Two call sites in ingest_session.py call create_segment without source_session_id:

Root Cause 1 — _ingest_window (line 189)

# ingest_session.py:189
segment_id = create_segment(
    user_id=user_id,
    start_time=start_iso,
    end_time=end_iso,
    duration_seconds=30,
    caption=caption,
    transcript=window_transcript or None,
    # source_session_id MISSING — defaults to None
)

source_session_id is never passed. Every window segment gets source_session_id=NULL in the DB. The feed's COALESCE falls back to CAST(id AS VARCHAR) for each segment, so each window becomes an independent group key and a separate feed tile.

Root Cause 2 — _run_multiscale (line 372) and _run_semantic_extraction (line 433)

# ingest_session.py:372
create_segment(
    user_id=user_id,
    start_time=...,
    end_time=...,
    duration_seconds=output_duration,
    caption=merged,
    # source_session_id MISSING
)

Merged/semantic segments also omit source_session_id, so they appear as separate tiles as well.

Non-issue confirmed

The ingest_window.py (Lambda) path correctly passes source_session_id=session_id at line 199. The re-delivery (existing) branch at line 177 reuses the existing row (which already has source_session_id) and doesn't need to write it again — this path is correct.

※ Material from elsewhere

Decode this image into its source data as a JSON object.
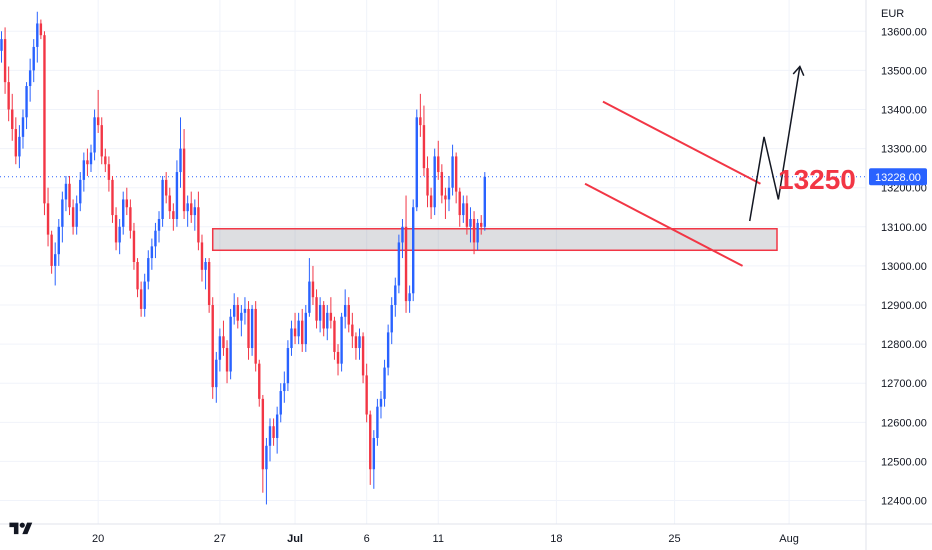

The feed API's session_key_expr.in_(visible_keys) filter is also correct: when a segment has source_session_id=NULL, the COALESCE produces the segment UUID as the key, and that UUID is what goes into visible_keys, so the second query retrieves it correctly (just as a singleton, not grouped).

Reproduction Test

tests/unit/test_ingest_session_missing_source_session_id.py

The test calls _ingest_window with a mock session and verifies that the created WorldMMSegment row has source_session_id set to the session ID (not NULL). It fails before the fix because create_segment is called without the argument.

Fix

Pass source_session_id in every create_segment call inside ingest_session.py:

  1. _ingest_window: add source_session_id parameter to the function signature and thread it through to create_segment.
  2. ingest_session caller: pass session_id from the metadata dict.
  3. _run_multiscale: add source_session_id parameter and pass it through.
  4. _run_semantic_extraction: add source_session_id parameter and pass it through.

Evidence

  • ingest_session.py:189create_segment call missing source_session_id.
  • ingest_session.py:372create_segment call missing source_session_id.
  • ingest_session.py:433create_segment call missing source_session_id.
  • ingest_window.py:199create_segment correctly passes source_session_id.
  • Feed API app.py:157 — COALESCE grouping is correct.

Verification

After the fix: - test_ingest_session_missing_source_session_id.py passes. - Existing test_memories_feed_session_grouping.py continues to pass. - Manual feed query for a multi-window session returns exactly 1 tile.

Status

Fixed. Root cause confirmed via failing reproduction test; fix applied; test now passes.